İlginçtir ki bu ataklar genellikle günün ortasında ya da akşam saatlerinde, yani vücudun doğal ritminin düşüşe geçtiği zamanlarda daha sık görülür. Beynimiz, özellikle uykusuz kaldığımız gecelerin ardından, gün içinde fark ettirmeden kısa süreli "uyku molaları" verir. EEG (beyin dalgalarının ölçümü) ile yapılan araştırmalar, uyanık görünen bir beynin bazı bölümlerinin aslında uyku moduna geçtiğini göstermiştir.
Bu durum yalnızca uyku hastalığı olan kişilerde değil, yoğun çalışan, stresli, düzensiz uyuyan birçok sağlıklı bireyde de görülebilir. Özellikle gün içinde sürekli dalgın hissediyorsanız, zaman zaman ne yaptığınızı unutuyorsanız, bu bir sinyal olabilir.
Mikrouyku bize şunu hatırlatıyor: Uyku bir lüks değil, bir ihtiyaçtır. Vücudunuzun ve beyninizin bu ihtiyacı ne zaman ve nasıl karşılayacağına her zaman siz karar veremezsiniz. Eğer uyumazsanız, bedeniniz bir yolunu bulup sizi bir şekilde "uyutur".
Unutmayın, gözünüz açık olsa bile beyniniz kapanabilir. Uykuyu hafife almayın, çünkü bazen bir saniyelik dalgınlık, bir ömre mal olabilir.
Eğer gün içinde sık sık dikkat kaybı yaşıyor, dalgınlık ve yorgunluk hissiyle baş edemiyorsanız, mutlaka bir nöroloji hekimine başvurun. Hekiminiz gerek görürse sizi bir uyku laboratuvarına yönlendirebilir.

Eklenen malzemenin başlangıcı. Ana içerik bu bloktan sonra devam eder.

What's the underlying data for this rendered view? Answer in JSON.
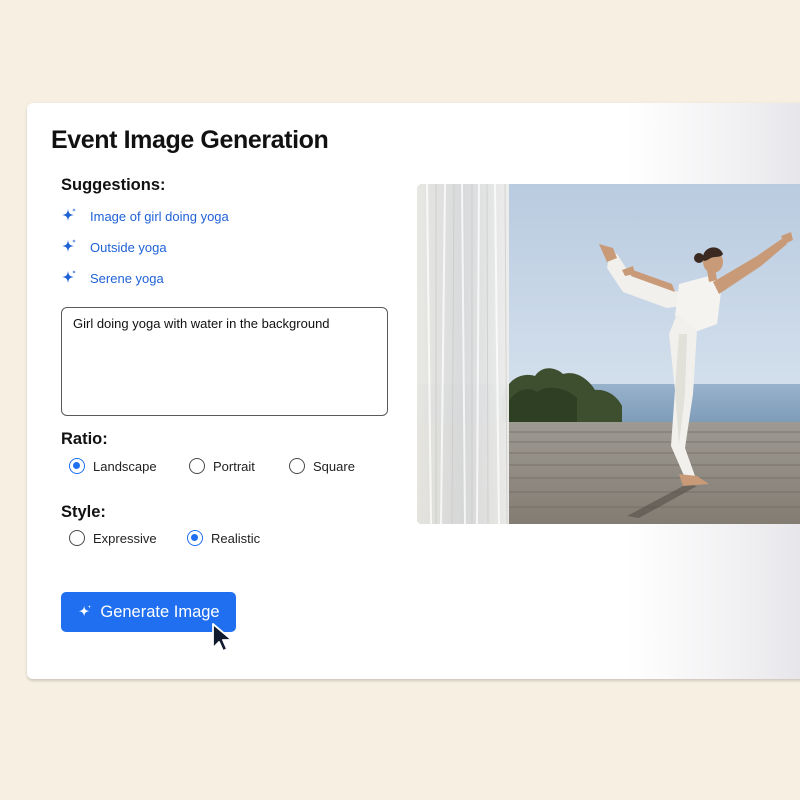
{
  "page": {
    "title": "Event Image Generation"
  },
  "suggestions": {
    "label": "Suggestions:",
    "items": [
      {
        "text": "Image of girl doing yoga",
        "icon": "sparkle-icon"
      },
      {
        "text": "Outside yoga",
        "icon": "sparkle-icon"
      },
      {
        "text": "Serene yoga",
        "icon": "sparkle-icon"
      }
    ]
  },
  "prompt": {
    "value": "Girl doing yoga with water in the background"
  },
  "ratio": {
    "label": "Ratio:",
    "options": [
      {
        "label": "Landscape",
        "selected": true
      },
      {
        "label": "Portrait",
        "selected": false
      },
      {
        "label": "Square",
        "selected": false
      }
    ]
  },
  "style": {
    "label": "Style:",
    "options": [
      {
        "label": "Expressive",
        "selected": false
      },
      {
        "label": "Realistic",
        "selected": true
      }
    ]
  },
  "generate_button": {
    "label": "Generate Image",
    "icon": "sparkle-icon"
  },
  "preview": {
    "subject": "woman in white doing a standing yoga pose on a wooden deck by the sea with sheer curtain"
  },
  "colors": {
    "background": "#f6efe2",
    "accent": "#1f6ff0",
    "link": "#1f62d6",
    "card": "#ffffff"
  }
}
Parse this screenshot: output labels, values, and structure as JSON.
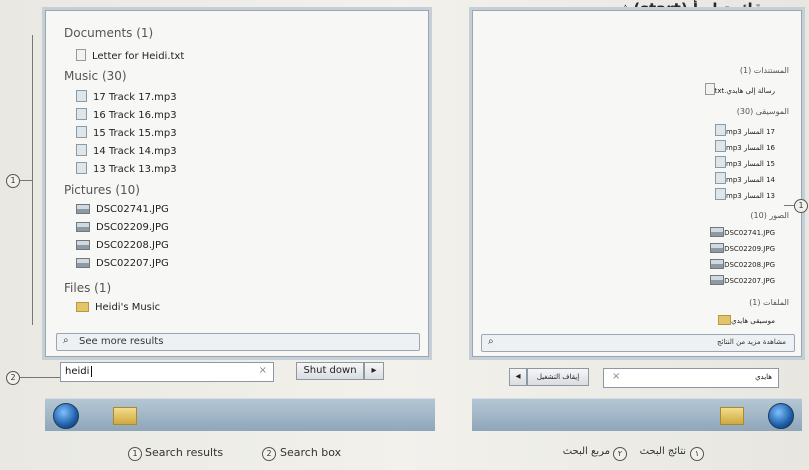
{
  "header": {
    "arabic_title": "من قائمة ابدأ (start) ثم"
  },
  "left_menu": {
    "sections": [
      {
        "title": "Documents (1)",
        "items": [
          "Letter for Heidi.txt"
        ]
      },
      {
        "title": "Music (30)",
        "items": [
          "17 Track 17.mp3",
          "16 Track 16.mp3",
          "15 Track 15.mp3",
          "14 Track 14.mp3",
          "13 Track 13.mp3"
        ]
      },
      {
        "title": "Pictures (10)",
        "items": [
          "DSC02741.JPG",
          "DSC02209.JPG",
          "DSC02208.JPG",
          "DSC02207.JPG"
        ]
      },
      {
        "title": "Files (1)",
        "items": [
          "Heidi's Music"
        ]
      }
    ],
    "see_more": "See more results",
    "search_value": "heidi",
    "clear_glyph": "×",
    "shutdown_label": "Shut down",
    "arrow_glyph": "▸"
  },
  "right_menu": {
    "sections": [
      {
        "title": "المستندات (1)",
        "items": [
          "رسالة إلى هايدي.txt"
        ]
      },
      {
        "title": "الموسيقى (30)",
        "items": [
          "17 المسار mp3",
          "16 المسار mp3",
          "15 المسار mp3",
          "14 المسار mp3",
          "13 المسار mp3"
        ]
      },
      {
        "title": "الصور (10)",
        "items": [
          "DSC02741.JPG",
          "DSC02209.JPG",
          "DSC02208.JPG",
          "DSC02207.JPG"
        ]
      },
      {
        "title": "الملفات (1)",
        "items": [
          "موسيقى هايدي"
        ]
      }
    ],
    "see_more": "مشاهدة مزيد من النتائج",
    "search_value": "هايدي",
    "clear_glyph": "×",
    "shutdown_label": "إيقاف التشغيل",
    "arrow_glyph": "◂"
  },
  "callouts": {
    "one": "1",
    "two": "2",
    "right_one": "1"
  },
  "captions": {
    "en": {
      "c1_num": "1",
      "c1_text": "Search results",
      "c2_num": "2",
      "c2_text": "Search box"
    },
    "ar": {
      "c1_num": "١",
      "c1_text": "نتائج البحث",
      "c2_num": "٢",
      "c2_text": "مربع البحث"
    }
  }
}
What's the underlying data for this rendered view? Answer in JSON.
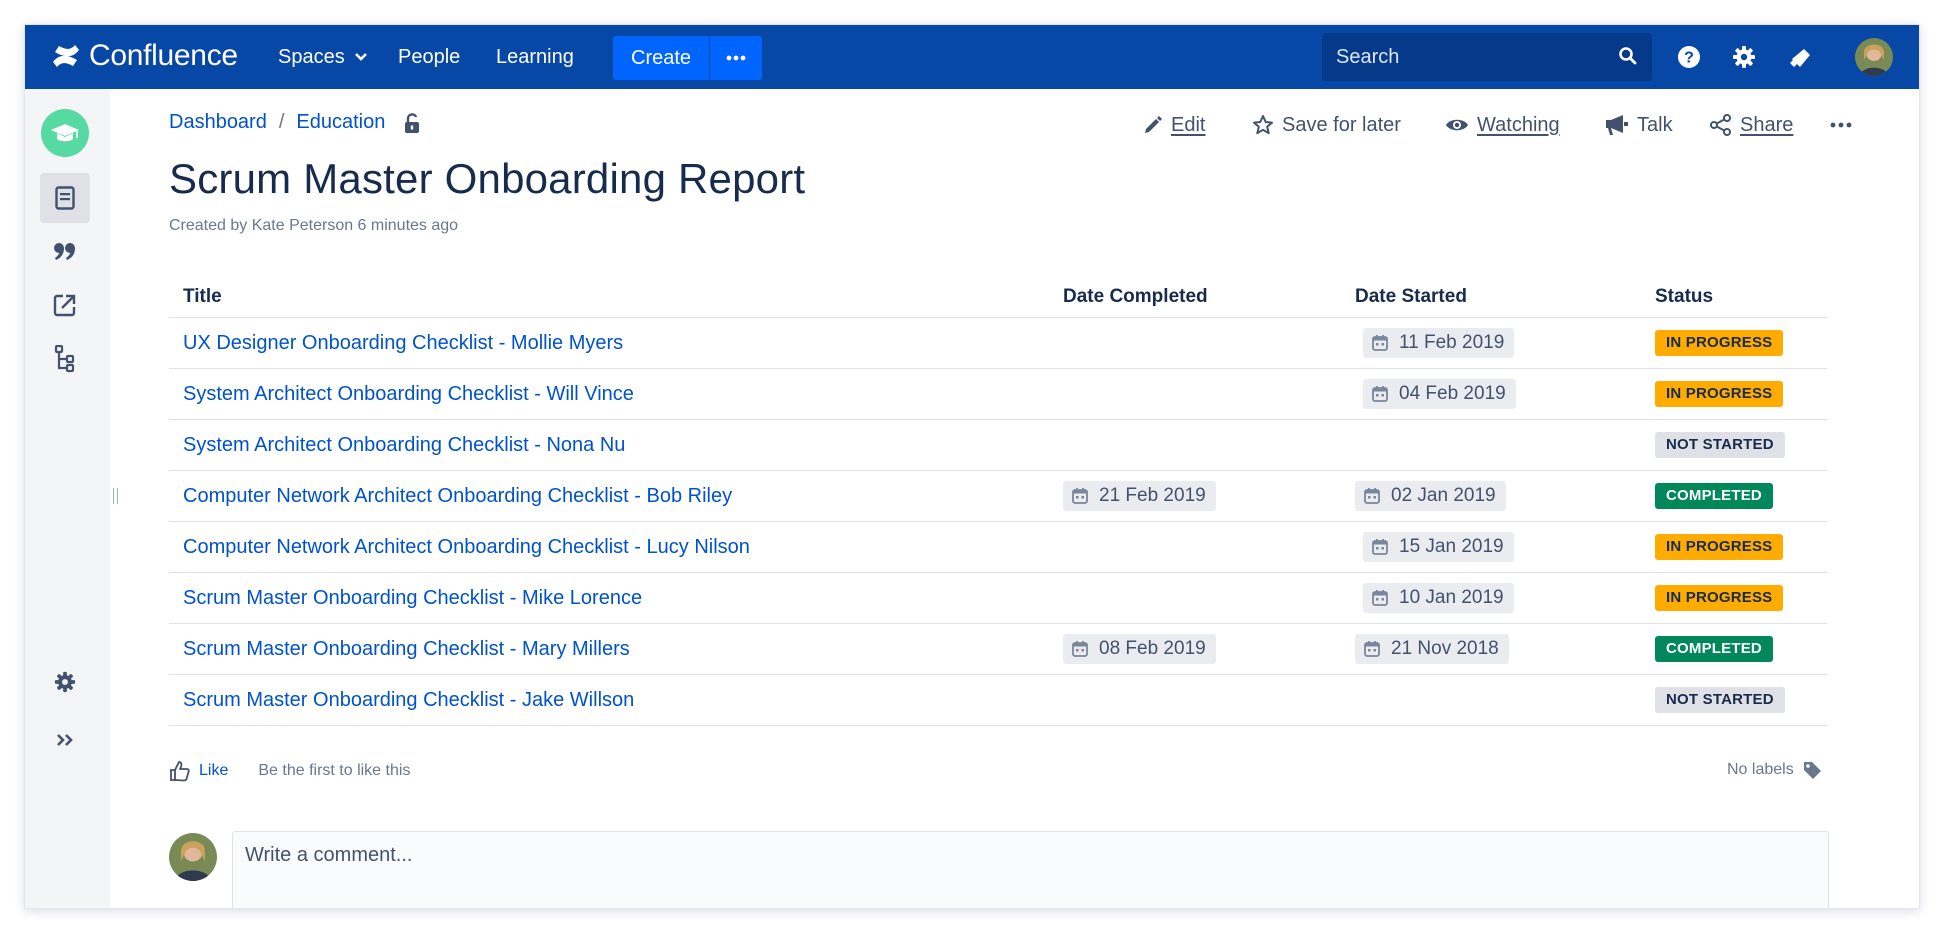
{
  "topnav": {
    "brand": "Confluence",
    "items": [
      {
        "label": "Spaces"
      },
      {
        "label": "People"
      },
      {
        "label": "Learning"
      }
    ],
    "create_label": "Create",
    "search_placeholder": "Search",
    "colors": {
      "bar": "#0747a6",
      "create": "#0065ff"
    }
  },
  "sidebar": {
    "items": [
      {
        "icon": "pages-icon",
        "active": true
      },
      {
        "icon": "blog-quote-icon",
        "active": false
      },
      {
        "icon": "external-link-icon",
        "active": false
      },
      {
        "icon": "page-tree-icon",
        "active": false
      }
    ],
    "bottom": [
      {
        "icon": "space-settings-icon"
      },
      {
        "icon": "expand-sidebar-icon"
      }
    ]
  },
  "breadcrumb": {
    "items": [
      {
        "label": "Dashboard"
      },
      {
        "label": "Education"
      }
    ]
  },
  "page_actions": {
    "edit": "Edit",
    "save_for_later": "Save for later",
    "watching": "Watching",
    "talk": "Talk",
    "share": "Share"
  },
  "page": {
    "title": "Scrum Master Onboarding Report",
    "byline": "Created by Kate Peterson 6 minutes ago"
  },
  "table": {
    "headers": [
      "Title",
      "Date Completed",
      "Date Started",
      "Status"
    ],
    "rows": [
      {
        "title": "UX Designer Onboarding Checklist - Mollie Myers",
        "completed": "",
        "started": "11 Feb 2019",
        "status": "IN PROGRESS"
      },
      {
        "title": "System Architect Onboarding Checklist - Will Vince",
        "completed": "",
        "started": "04 Feb 2019",
        "status": "IN PROGRESS"
      },
      {
        "title": "System Architect Onboarding Checklist - Nona Nu",
        "completed": "",
        "started": "",
        "status": "NOT STARTED"
      },
      {
        "title": "Computer Network Architect Onboarding Checklist - Bob Riley",
        "completed": "21 Feb 2019",
        "started": "02 Jan 2019",
        "status": "COMPLETED"
      },
      {
        "title": "Computer Network Architect Onboarding Checklist - Lucy Nilson",
        "completed": "",
        "started": "15 Jan 2019",
        "status": "IN PROGRESS"
      },
      {
        "title": "Scrum Master Onboarding Checklist - Mike Lorence",
        "completed": "",
        "started": "10 Jan 2019",
        "status": "IN PROGRESS"
      },
      {
        "title": "Scrum Master Onboarding Checklist - Mary Millers",
        "completed": "08 Feb 2019",
        "started": "21 Nov 2018",
        "status": "COMPLETED"
      },
      {
        "title": "Scrum Master Onboarding Checklist - Jake Willson",
        "completed": "",
        "started": "",
        "status": "NOT STARTED"
      }
    ],
    "status_colors": {
      "IN PROGRESS": "#ffab00",
      "NOT STARTED": "#dfe1e6",
      "COMPLETED": "#00875a"
    }
  },
  "footer": {
    "like_label": "Like",
    "like_text": "Be the first to like this",
    "labels_text": "No labels",
    "comment_placeholder": "Write a comment..."
  }
}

Uyku laboratuvarlarında, gece boyunca uykunuz detaylı olarak izlenir ve değerlendirilir. Solunum durmaları, bacak hareketleri, kalp ritmi, beyin dalgaları ve uyanıklık-uyku geçişleri gibi birçok parametre kaydedilir. Bu inceleme sayesinde uykusuzluğun altında yatan neden belirlenebilir ve uygun tedavi planlanabilir.